BreitbartTV editor and radio talk show host Larry O’Connor offered a unique perspective on current issues of Constitutional law as he substituted today on the Dennis Miller radio show. Joined by another frequent Breitbart.com contributor, Ken Klukowski (Liberty University School of Law), the subject was the unprecedented set of U.S. Supreme Court decisions that have already come down this year, or are expected in the near future. Here’s a brief synopsis of the discussion:
Hosanna-Tabor Evangelical Lutheran Church v. EEOC – This decision found that churches and religious organizations do have the right to hire and manage their own employees under the First Amendment. Klukowski remarked that the architect of the argument (struck down) that there is no ministerial extension of the First Amendment is Sri Srinivasan – who recently was appointed to the D.C. Circuit Court by Obama. This position is considered a stepping stone to the Supreme Court; Srinivasan would clearly be on the short list for appointment if Obama gets a second term – another good reason to avoid that happening.
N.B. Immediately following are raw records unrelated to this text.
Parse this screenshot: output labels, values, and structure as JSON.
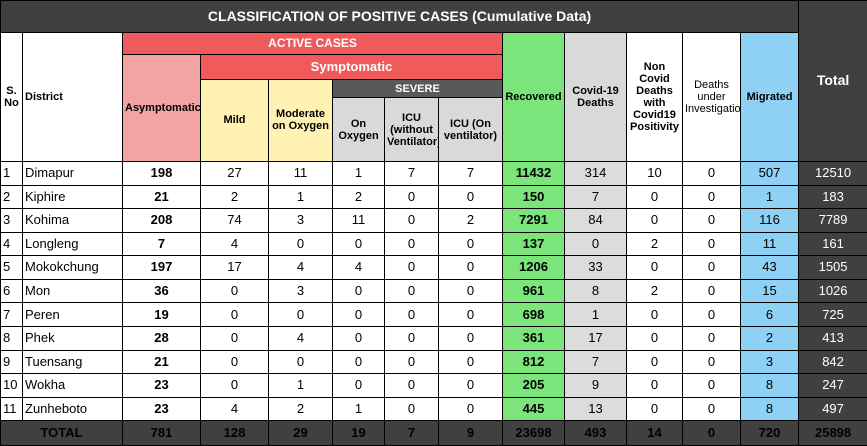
{
  "title": "CLASSIFICATION OF POSITIVE CASES (Cumulative Data)",
  "headers": {
    "sno": "S. No",
    "district": "District",
    "active_cases": "ACTIVE CASES",
    "symptomatic": "Symptomatic",
    "asymptomatic": "Asymptomatic",
    "mild": "Mild",
    "moderate": "Moderate on Oxygen",
    "severe": "SEVERE",
    "on_oxygen": "On Oxygen",
    "icu_without": "ICU (without Ventilator)",
    "icu_on": "ICU (On ventilator)",
    "recovered": "Recovered",
    "covid_deaths": "Covid-19 Deaths",
    "non_covid_deaths": "Non Covid Deaths with Covid19 Positivity",
    "deaths_investigation": "Deaths under Investigation",
    "migrated": "Migrated",
    "total": "Total"
  },
  "rows": [
    {
      "sno": "1",
      "district": "Dimapur",
      "asym": "198",
      "mild": "27",
      "moderate": "11",
      "oxygen": "1",
      "icu_wo": "7",
      "icu_on": "7",
      "recovered": "11432",
      "covid_deaths": "314",
      "non_covid": "10",
      "investigation": "0",
      "migrated": "507",
      "total": "12510"
    },
    {
      "sno": "2",
      "district": "Kiphire",
      "asym": "21",
      "mild": "2",
      "moderate": "1",
      "oxygen": "2",
      "icu_wo": "0",
      "icu_on": "0",
      "recovered": "150",
      "covid_deaths": "7",
      "non_covid": "0",
      "investigation": "0",
      "migrated": "1",
      "total": "183"
    },
    {
      "sno": "3",
      "district": "Kohima",
      "asym": "208",
      "mild": "74",
      "moderate": "3",
      "oxygen": "11",
      "icu_wo": "0",
      "icu_on": "2",
      "recovered": "7291",
      "covid_deaths": "84",
      "non_covid": "0",
      "investigation": "0",
      "migrated": "116",
      "total": "7789"
    },
    {
      "sno": "4",
      "district": "Longleng",
      "asym": "7",
      "mild": "4",
      "moderate": "0",
      "oxygen": "0",
      "icu_wo": "0",
      "icu_on": "0",
      "recovered": "137",
      "covid_deaths": "0",
      "non_covid": "2",
      "investigation": "0",
      "migrated": "11",
      "total": "161"
    },
    {
      "sno": "5",
      "district": "Mokokchung",
      "asym": "197",
      "mild": "17",
      "moderate": "4",
      "oxygen": "4",
      "icu_wo": "0",
      "icu_on": "0",
      "recovered": "1206",
      "covid_deaths": "33",
      "non_covid": "0",
      "investigation": "0",
      "migrated": "43",
      "total": "1505"
    },
    {
      "sno": "6",
      "district": "Mon",
      "asym": "36",
      "mild": "0",
      "moderate": "3",
      "oxygen": "0",
      "icu_wo": "0",
      "icu_on": "0",
      "recovered": "961",
      "covid_deaths": "8",
      "non_covid": "2",
      "investigation": "0",
      "migrated": "15",
      "total": "1026"
    },
    {
      "sno": "7",
      "district": "Peren",
      "asym": "19",
      "mild": "0",
      "moderate": "0",
      "oxygen": "0",
      "icu_wo": "0",
      "icu_on": "0",
      "recovered": "698",
      "covid_deaths": "1",
      "non_covid": "0",
      "investigation": "0",
      "migrated": "6",
      "total": "725"
    },
    {
      "sno": "8",
      "district": "Phek",
      "asym": "28",
      "mild": "0",
      "moderate": "4",
      "oxygen": "0",
      "icu_wo": "0",
      "icu_on": "0",
      "recovered": "361",
      "covid_deaths": "17",
      "non_covid": "0",
      "investigation": "0",
      "migrated": "2",
      "total": "413"
    },
    {
      "sno": "9",
      "district": "Tuensang",
      "asym": "21",
      "mild": "0",
      "moderate": "0",
      "oxygen": "0",
      "icu_wo": "0",
      "icu_on": "0",
      "recovered": "812",
      "covid_deaths": "7",
      "non_covid": "0",
      "investigation": "0",
      "migrated": "3",
      "total": "842"
    },
    {
      "sno": "10",
      "district": "Wokha",
      "asym": "23",
      "mild": "0",
      "moderate": "1",
      "oxygen": "0",
      "icu_wo": "0",
      "icu_on": "0",
      "recovered": "205",
      "covid_deaths": "9",
      "non_covid": "0",
      "investigation": "0",
      "migrated": "8",
      "total": "247"
    },
    {
      "sno": "11",
      "district": "Zunheboto",
      "asym": "23",
      "mild": "4",
      "moderate": "2",
      "oxygen": "1",
      "icu_wo": "0",
      "icu_on": "0",
      "recovered": "445",
      "covid_deaths": "13",
      "non_covid": "0",
      "investigation": "0",
      "migrated": "8",
      "total": "497"
    }
  ],
  "totals": {
    "label": "TOTAL",
    "asym": "781",
    "mild": "128",
    "moderate": "29",
    "oxygen": "19",
    "icu_wo": "7",
    "icu_on": "9",
    "recovered": "23698",
    "covid_deaths": "493",
    "non_covid": "14",
    "investigation": "0",
    "migrated": "720",
    "total": "25898"
  },
  "colors": {
    "dark_header": "#404040",
    "active_red": "#ef5b5b",
    "asymptomatic_pink": "#f4a3a3",
    "moderate_yellow": "#fff2b3",
    "recovered_green": "#7be47b",
    "migrated_blue": "#8fd0f5",
    "grey": "#d9d9d9"
  }
}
Knox v. SEIU – The Supreme Court found that unions must give non-union workforce members timely notice (as opposed to yearly) and options to protest extra fees assessed them for union political activities. Although the decision was 7-2, Justices Sotomayor and Ginsburg dissented from portions of the majority decision.
FCC v. Fox – The decision held that fines for use of expletives during live broadcasts are unconstitutional as a violation of due process. SEC regulations were not clear at the time of the violations involved. Although it would be more encompassing had the Supreme Court struck down under the First Amendment, it is now clear that broadcasters can be fined for fleeting expletives.
Still to come:
U.S. Dept. of Health and Human Services v. Florida (ObamaCare) – Klukowski identified the three possible outcomes:
1) The law could be upheld without a unanimous written majority (5) decision. Justice Kennedy indicated during the oral arguments that although the commerce clause should not generally allow the extension of Federal power over individual liberty, the individual mandate might be a unique exception – thus opening the door to an infinite number of new “exceptions” to personal freedom.
2) The individual mandate could be held unconstitutional, as well as the two sections of the legislation covering pre-existing condidtions.
3) Just the mandate could be held unconstitutional, negating the entire ObamaCare law.
Justice Ginsburg recently commented that the decision would be “complicated and long.” Klukowski added that Ginsburg has stated in the past that, “When it comes to the Supreme Court, those who know don’t talk and those who talk don’t know.”
U.S. v. Alvarez – Also known as the Arizona immigration issue, this law actually does not involve constitutional issues other than whether AZ SB1070 conflicts with Federal laws covering immigration, (where Federal law would prevail.) There are four narrow provisions of the law that potentially are in conflict; two are expected to be unheld and the other two are in doubt. A split decision is likely.
Mount Soledad Memorial Association v. Trunk – If the Supreme Court chooses to decide this case, it will be deciding one of the major religious freedom issues in American history. The litigants are asking for the removal of the Mount Soledad War Memorial cross in San Diego on the grounds that it violates the establishment clause of the Constitution.
U.S. v. Alvarez – Also a possibility for the Supremes is this challenge to the constitutionality of the federal Stolen Valor Act, which involves a politician who lied about receiving the Congressional Medal of Honor during his campaign for political office.